Your Documentation Impacts Customer Experience

Most of us have seen reviews that comment on the instructions, help materials, and customer support associated with a product or service. Savvy marketers recognize that this content serves a major purpose to them, when considered from a reputation perspective.

Retail furnishing giant Ikea is famous for its ability to reduce assembly task instructions to their most basic form by turning them into cartoons—with no text at all. And reviewers of their products very seldom complain about their assembly instructions (though there is a thriving subculture of people who assemble Ikea products for a living). Their customers are willing to accept a high degree of assembly work in exchange for inexpensive, well-designed products. But if those products had confusing or incomplete instructions, their business would take a nosedive.

(I can’t help but note that eliminating text in instructions also eliminates translation costs for this global business, another example of how well-designed documentation can have a big impact on costs).

The Review Culture: “The Instructions Were Excellent” Vs. “The Instructions Were Confusing”

One of the primary reasons that reputation management has become so critical to business success is the emergence of the review culture. Driven originally by online forums, the culture of reviewing products and services left the techy realm and entered the mainstream with Amazon Reviews, where you can read user reviews of virtually any product. People review everything from socks to sophisticated equipment, often equally in-depth. Review rankings (4 Star, etc.) are one of the most used search filters for consumers doing research. This model has extended out into business to business (B2B) research and buying decisions, with many businesses adopting an open review policy (allows both positive and negative reviews to be viewed) on their own product or service sites.

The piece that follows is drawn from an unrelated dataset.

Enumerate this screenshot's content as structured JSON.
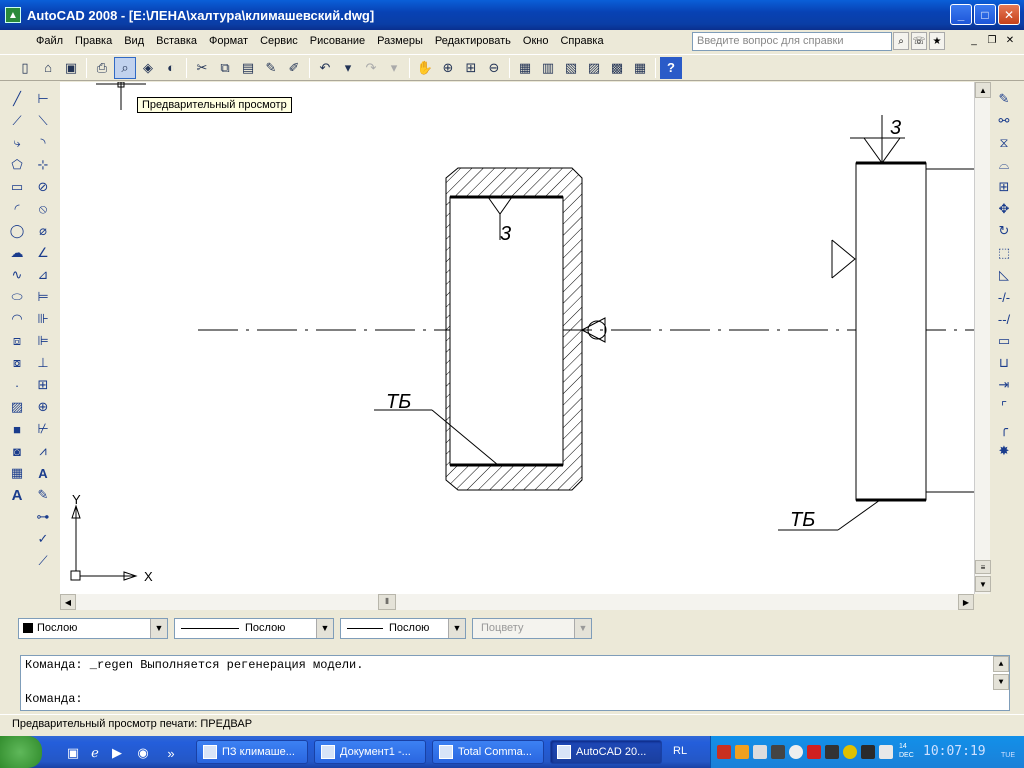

While seemingly counterintuitive, allowing negative reviews shows a degree of faith in your product and gives a clear indication that the reviews on the site are legitimate. Even with the occasional poor review, this policy seldom backfires. And if it does, it offers managment invaluable feedback on issues they may not have been aware of. Another benefit of proactive reputation management.

People Will Post Your Content in Public Places

When someone, in the research phase of a buying decision, finds useful content, they are very likely to share it via social media, on a site, or through email. They seldom care if that content was not intended to be shared or meant to be publicly and widely disseminated. From a reputation perspective this can be a mixed thing as they are just as likely to share content they are unhappy with as the stuff they liked. Regardless, you have to assume that it will be out there whether you like it or not.

So, How Does Documentation Fit Into Reputation Management?

Documentation is direct communication with the customer or prospective customer:

  • If it is high quality and useful, it makes them happy and cuts back on costly live customer support while helping with customer retention and referrals.
  • If it is incomplete, inaccurate, or difficult to understand and use, it not only frustrates the customer, it also sends a general message about the company and the product. That customer, in the review culture, is likely to share their experience, good or bad, with others considering the same product.

Reputation Is About Experience and Documentation Is Critical To Experience

Understanding that the quality of your documentation has a much larger role in your success than it did in the past is vital. Buyers don’t respond to pitches, they do homework to find solutions. A major aspect of that homework is the reputation of your product and company among its customers. Documentation is at the front line of defining your reputation and should be treated as the critical communications asset it has become.